In bestimmten Fällen, und ich versteh nicht wann, wirft mir diese Anweisung in Zeile 2 eine NoSuchElementException. Wie kann das sein?  :bahnhof: 

Ach ja, die Funktion die in treeSet rumfuscht, ändert nicht das Kriterium der Elemente, nach dem ich den TreeSet sortiert habe.

Bin für jeden Hinweis dankbar.

Beste Grüße
Biesterfeld


----------



## Biesterfeld (6. Apr 2005)

Hej,

Vermutung: Wenn ich das erste Element aus dem TreeSet lösche gibt er mir nicht das nächst erste aus, sondern wirft die Exception, oder?

Also langsam beginne ich an der Collection-API zu zweifeln...

However
Beste grüße
Biesterfeld


----------



## bygones (6. Apr 2005)

first löscht nicht das element - sondern gibt es einfach zurück..
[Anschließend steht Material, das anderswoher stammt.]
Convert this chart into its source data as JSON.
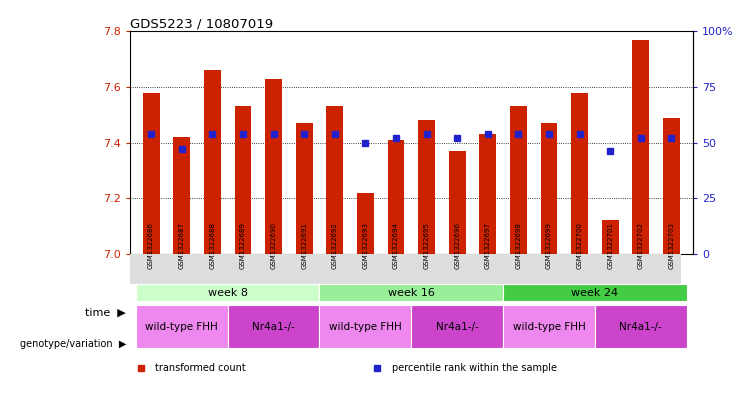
{
  "title": "GDS5223 / 10807019",
  "samples": [
    "GSM1322686",
    "GSM1322687",
    "GSM1322688",
    "GSM1322689",
    "GSM1322690",
    "GSM1322691",
    "GSM1322692",
    "GSM1322693",
    "GSM1322694",
    "GSM1322695",
    "GSM1322696",
    "GSM1322697",
    "GSM1322698",
    "GSM1322699",
    "GSM1322700",
    "GSM1322701",
    "GSM1322702",
    "GSM1322703"
  ],
  "transformed_count": [
    7.58,
    7.42,
    7.66,
    7.53,
    7.63,
    7.47,
    7.53,
    7.22,
    7.41,
    7.48,
    7.37,
    7.43,
    7.53,
    7.47,
    7.58,
    7.12,
    7.77,
    7.49
  ],
  "percentile_rank": [
    54,
    47,
    54,
    54,
    54,
    54,
    54,
    50,
    52,
    54,
    52,
    54,
    54,
    54,
    54,
    46,
    52,
    52
  ],
  "ylim_left": [
    7.0,
    7.8
  ],
  "ylim_right": [
    0,
    100
  ],
  "yticks_left": [
    7.0,
    7.2,
    7.4,
    7.6,
    7.8
  ],
  "yticks_right": [
    0,
    25,
    50,
    75,
    100
  ],
  "bar_color": "#cc2200",
  "dot_color": "#2222cc",
  "time_groups": [
    {
      "label": "week 8",
      "start": 0,
      "end": 6,
      "color": "#ccffcc"
    },
    {
      "label": "week 16",
      "start": 6,
      "end": 12,
      "color": "#99ee99"
    },
    {
      "label": "week 24",
      "start": 12,
      "end": 18,
      "color": "#44cc44"
    }
  ],
  "genotype_groups": [
    {
      "label": "wild-type FHH",
      "start": 0,
      "end": 3,
      "color": "#ee88ee"
    },
    {
      "label": "Nr4a1-/-",
      "start": 3,
      "end": 6,
      "color": "#cc44cc"
    },
    {
      "label": "wild-type FHH",
      "start": 6,
      "end": 9,
      "color": "#ee88ee"
    },
    {
      "label": "Nr4a1-/-",
      "start": 9,
      "end": 12,
      "color": "#cc44cc"
    },
    {
      "label": "wild-type FHH",
      "start": 12,
      "end": 15,
      "color": "#ee88ee"
    },
    {
      "label": "Nr4a1-/-",
      "start": 15,
      "end": 18,
      "color": "#cc44cc"
    }
  ],
  "left_tick_color": "#cc2200",
  "right_tick_color": "#2222cc",
  "legend_items": [
    {
      "label": "transformed count",
      "color": "#cc2200"
    },
    {
      "label": "percentile rank within the sample",
      "color": "#2222cc"
    }
  ],
  "label_time": "time",
  "label_geno": "genotype/variation",
  "arrow": "▶"
}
überprüf lieber nochmal deine Methode die was mit dem Set macht....

einfaches iterieren mit element holen und löschen läuft ohne probleme


----------



## Biesterfeld (6. Apr 2005)

Hej,

das first() das Element nicht löscht war mir schon klar, ich dachte nur, dass wenn das originär erste Element gelöscht wurde, dann first() ne Exception wirft, is aber auch nicht der Fall, wie ich inzwischen festgetsellt habe.

Dann versteh ichs aber wirklich nicht, weil wie gesagt, auch wenn meine Funktion in dem Set rumfuscht, es muss doch trotzdem immer ein erste Element geben solange (! TreeSet.isEmpty() ) ist. Und der Aufruf von first() erfolgt ja unmittelbar nach dem Test ob das Set leer ist.

Beste Grüße
Biesterfeld


----------